There was a significant article on LifeSiteNews on Thursday, titled “UK Parliamentary report: Reform Abortion Act to end discrimination against disabled babies.” It was thought-provoking because it took my mind right back to last year’s brilliant Paralympics in London, where the world saw the extraordinary prowess and determination of sportsmen and women with disabilities. In particular, I think of the American Tatyana McFadden, whose inspiring life story I heard on the World Service on Friday night, born with spina bifida and who has so far won 3 bronze, 4 silver and 3 gold medals in track events at the Paralympics. Pro-life agencies pointed out last summer that there was a certain irony in London hosting this international event and giving it excellent coverage in the media, while at the same times the UK’s draconian law allows disabled babies to be aborted up to birth.
Now this embarrassing anomaly has been the subject of a Parliamentary report, carried out by a cross-party Commission, chaired by Tory backbencher Fiona Bruce, who has stated, “It is time to review the moral, ethical, legal and practical framework within which this provision of the Abortion Act operates and how the law applies to a fetus beyond the age of viability.” It seems that equality legislation is operating here; where once it was thought obvious, it is now seen as unfair for babies with disabilities to be discriminated against in comparison to their healthy counterparts, who cannot be aborted beyond 24 weeks.
Those who read my blogs will know that I am against abortion at any stage of development in the womb for all babies, healthy or otherwise. As a post by someone called “Neo”, following a recent Catholic Cravings blog on abortion, puts it: “For me the key was in the realization that [there] are really only two events in a pregnancy, conception and birth, the rest is a (more or less) linear process…” So this report is not so much an occasion for rejoicing as a cause for muted approval that at least some official voices are now concerned for a less punitive response to disability that is detected before birth.
People will rightly point out that almost all babies who are found to have abnormalities will have been tested, detected and aborted by 24 weeks anyway, so this report will make no practical difference to their lives. That is true; but to make a public statement of this kind at all is a positive step, however small. Fiona Bruce states, “The options are to reduce the upper time limit for abortion on disability grounds and to make the upper limit the same as able-bodied unborn babies. That would require repealing section 1(1) (d). Parliament should consider at the very least the two main options for removing those elements which a majority of witnesses believe are discriminatory.”
According to the Department of Health, in 2012 there were 2,692 abortions carried out under “Ground E of the Abortion Act 1967.” 160 of these took place after 24 weeks. It seems that the Commission is concerned that some treatable conditions such as cleft palate and club foot have been used to justify abortion under the Ground E clause.

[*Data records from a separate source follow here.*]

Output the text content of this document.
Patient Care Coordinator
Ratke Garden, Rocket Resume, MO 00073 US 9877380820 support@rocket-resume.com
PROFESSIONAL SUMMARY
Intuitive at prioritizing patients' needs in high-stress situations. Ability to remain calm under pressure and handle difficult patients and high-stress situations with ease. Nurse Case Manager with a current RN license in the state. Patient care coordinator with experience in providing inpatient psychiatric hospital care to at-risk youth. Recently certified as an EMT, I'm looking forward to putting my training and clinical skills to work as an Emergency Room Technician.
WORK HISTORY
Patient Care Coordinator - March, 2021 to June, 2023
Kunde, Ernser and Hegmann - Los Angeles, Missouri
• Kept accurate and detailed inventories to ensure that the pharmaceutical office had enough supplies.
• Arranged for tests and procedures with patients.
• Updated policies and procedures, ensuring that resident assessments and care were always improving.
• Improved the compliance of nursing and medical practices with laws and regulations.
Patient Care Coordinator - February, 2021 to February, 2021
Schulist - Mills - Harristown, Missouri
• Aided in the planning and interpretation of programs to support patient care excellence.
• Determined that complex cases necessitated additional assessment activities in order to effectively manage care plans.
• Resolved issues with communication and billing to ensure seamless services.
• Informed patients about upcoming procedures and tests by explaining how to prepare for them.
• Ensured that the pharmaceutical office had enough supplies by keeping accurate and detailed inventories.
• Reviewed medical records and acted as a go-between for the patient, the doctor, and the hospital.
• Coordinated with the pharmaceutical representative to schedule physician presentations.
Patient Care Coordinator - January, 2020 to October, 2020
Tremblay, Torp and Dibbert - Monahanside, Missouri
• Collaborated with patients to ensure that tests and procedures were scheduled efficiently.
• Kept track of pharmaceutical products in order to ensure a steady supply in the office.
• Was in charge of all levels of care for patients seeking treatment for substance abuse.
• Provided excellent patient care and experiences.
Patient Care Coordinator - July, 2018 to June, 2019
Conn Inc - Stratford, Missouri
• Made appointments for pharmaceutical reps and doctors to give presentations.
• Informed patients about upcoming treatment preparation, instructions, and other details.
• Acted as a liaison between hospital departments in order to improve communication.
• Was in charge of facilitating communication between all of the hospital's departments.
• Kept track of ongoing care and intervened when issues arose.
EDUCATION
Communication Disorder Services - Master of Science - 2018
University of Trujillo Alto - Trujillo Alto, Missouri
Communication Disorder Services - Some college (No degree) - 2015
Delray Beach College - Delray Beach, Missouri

Fiona Bruce hopes that the Commission’s findings will “kick start and inform a much needed debate on this issue.” My hope is that such a debate would raise wider questions. Ms Bruce mentions the “moral and ethical” framework of Ground E. At the very least, a consideration of unfairness towards disabled pre-born babies would again kick start a debate on the morality of abortion itself and bring it to the forefront of Parliament. If it is wrong to abort disabled babies at 40 weeks of pregnancy, why discriminate at any stage? Doesn’t Tatyana McFadden have a right to life? The right to race and to win medals? And the right to bring pride to her adopted country, her family and the world?